Despite its bargain price, I expected the Pioneer player to deliver excellent images, and I was not disappointed. Playing dual copies of the Avia test DVD (and the one movie I have a dupe of) through their S-video outputs, I found no meaningful differences in picture quality between the DV-563A and my reference player, a superb all-format design costing almost four times as much. When I routed the DV-563A's component-video output directly to my Princeton Graphics TV, a rotation of my usual reference DVDs - like The Fifth Element and Saving Private Ryan - yielded the superb detail and well-delineated tones of color and shades of brightness that I'm familiar with from topflight players.
|The Pioneer DV-563A brought out the terrific resolution of Steely Dan's Everything Must Go on DVD-Audio|
Of course, a big part of the DV-563A story is its high-resolution audio capabilities, and these proved very fine as well.

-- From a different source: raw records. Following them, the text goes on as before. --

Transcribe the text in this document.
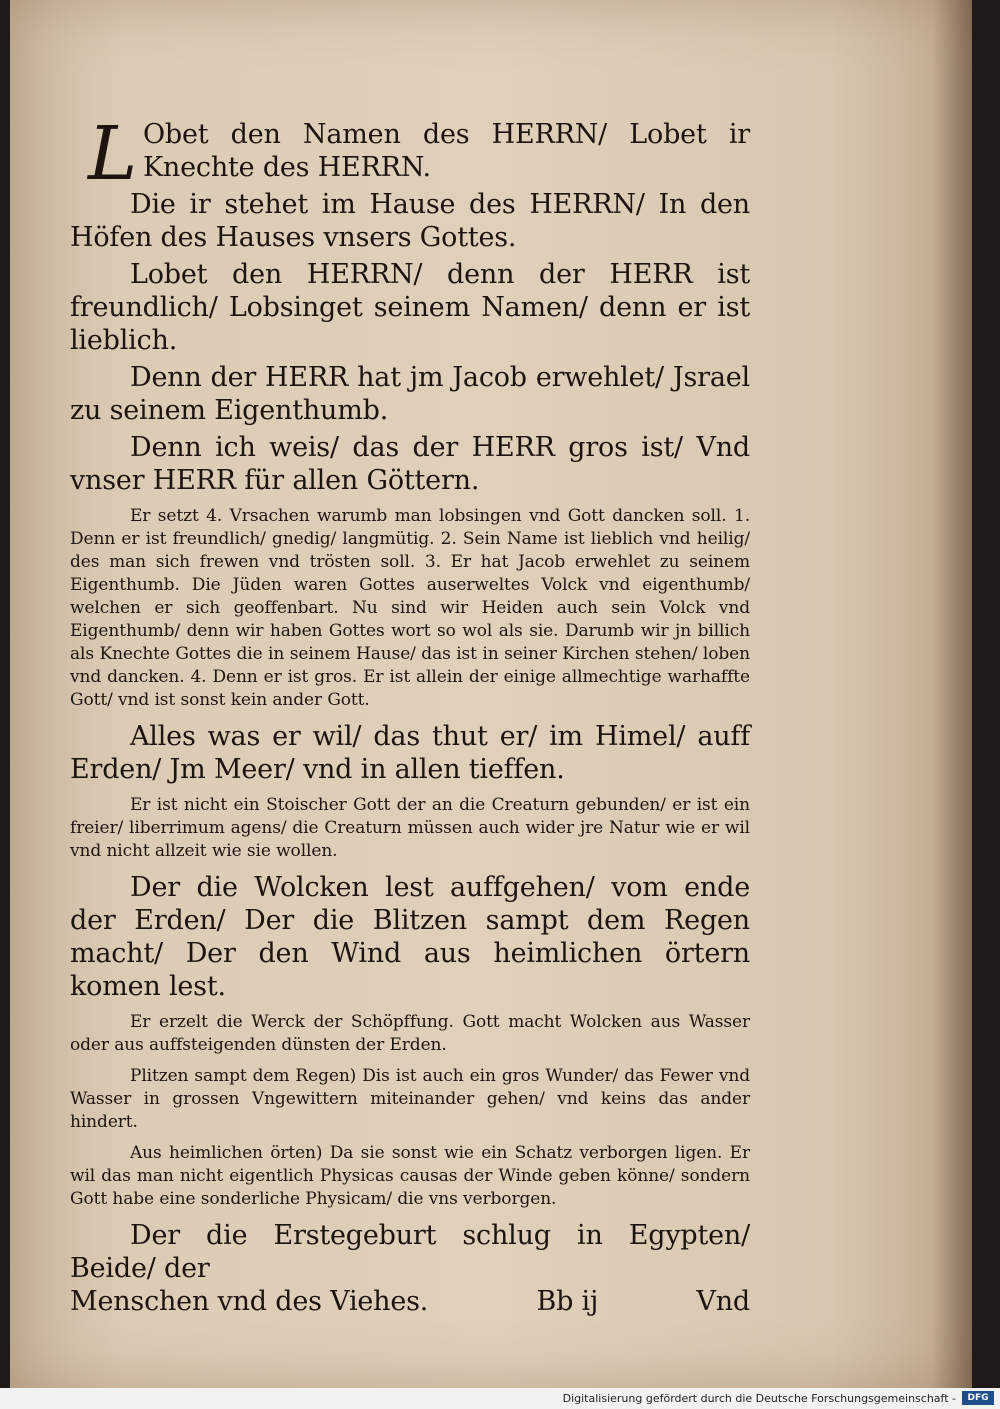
L Obet den Namen des HERRN/ Lobet ir Knechte des HERRN.

Die ir stehet im Hause des HERRN/ In den Höfen des Hauses vnsers Gottes.

Lobet den HERRN/ denn der HERR ist freundlich/ Lobsinget seinem Namen/ denn er ist lieblich.

Denn der HERR hat jm Jacob erwehlet/ Jsrael zu seinem Eigenthumb.

Denn ich weis/ das der HERR gros ist/ Vnd vnser HERR für allen Göttern.

Er setzt 4. Vrsachen warumb man lobsingen vnd Gott dancken soll. 1. Denn er ist freundlich/ gnedig/ langmütig. 2. Sein Name ist lieblich vnd heilig/ des man sich frewen vnd trösten soll. 3. Er hat Jacob erwehlet zu seinem Eigenthumb. Die Jüden waren Gottes auserweltes Volck vnd eigenthumb/ welchen er sich geoffenbart. Nu sind wir Heiden auch sein Volck vnd Eigenthumb/ denn wir haben Gottes wort so wol als sie. Darumb wir jn billich als Knechte Gottes die in seinem Hause/ das ist in seiner Kirchen stehen/ loben vnd dancken. 4. Denn er ist gros. Er ist allein der einige allmechtige warhaffte Gott/ vnd ist sonst kein ander Gott.

Alles was er wil/ das thut er/ im Himel/ auff Erden/ Jm Meer/ vnd in allen tieffen.

Er ist nicht ein Stoischer Gott der an die Creaturn gebunden/ er ist ein freier/ liberrimum agens/ die Creaturn müssen auch wider jre Natur wie er wil vnd nicht allzeit wie sie wollen.

Der die Wolcken lest auffgehen/ vom ende der Erden/ Der die Blitzen sampt dem Regen macht/ Der den Wind aus heimlichen örtern komen lest.

Er erzelt die Werck der Schöpffung. Gott macht Wolcken aus Wasser oder aus auffsteigenden dünsten der Erden.

Plitzen sampt dem Regen) Dis ist auch ein gros Wunder/ das Fewer vnd Wasser in grossen Vngewittern miteinander gehen/ vnd keins das ander hindert.

Aus heimlichen örten) Da sie sonst wie ein Schatz verborgen ligen. Er wil das man nicht eigentlich Physicas causas der Winde geben könne/ sondern Gott habe eine sonderliche Physicam/ die vns verborgen.

Der die Erstegeburt schlug in Egypten/ Beide/ der

Menschen vnd des Viehes.	Bb ij	Vnd
Digitalisierung gefördert durch die Deutsche Forschungsgemeinschaft -	DFG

The SACD classical sampler Super Artists on Super Audio is about as rigorous a sound-quality test as you'll find, and the Pioneer player aced it. I heard the purity of tone that I expected on the dense piano chords opening the excerpt from the Franck Cello Sonata. Switching over to Steely Dan's Everything Must Go on DVD-Audio, I was impressed by the terrific, lifelike resolution of flourishes like the mini tubular bells in the opening of "Godwhacker." My only complaint is that the player's bass-management settings change when you switch between DVD-Audio, SACD, and even regular DVD and CD (click to see "In the Lab" PDF for details).
Bottom line: the Pioneer DVD-563A is one terrific value. I believe in the SACD/ DVD-Audio advantage - I think they do indeed sound incrementally better than Dolby Digital and DTS soundtracks. Any player that puts these intriguing new music formats in the hands of a wider range of listeners, and presents them so well - as this Pioneer player certainly does - wins my approval.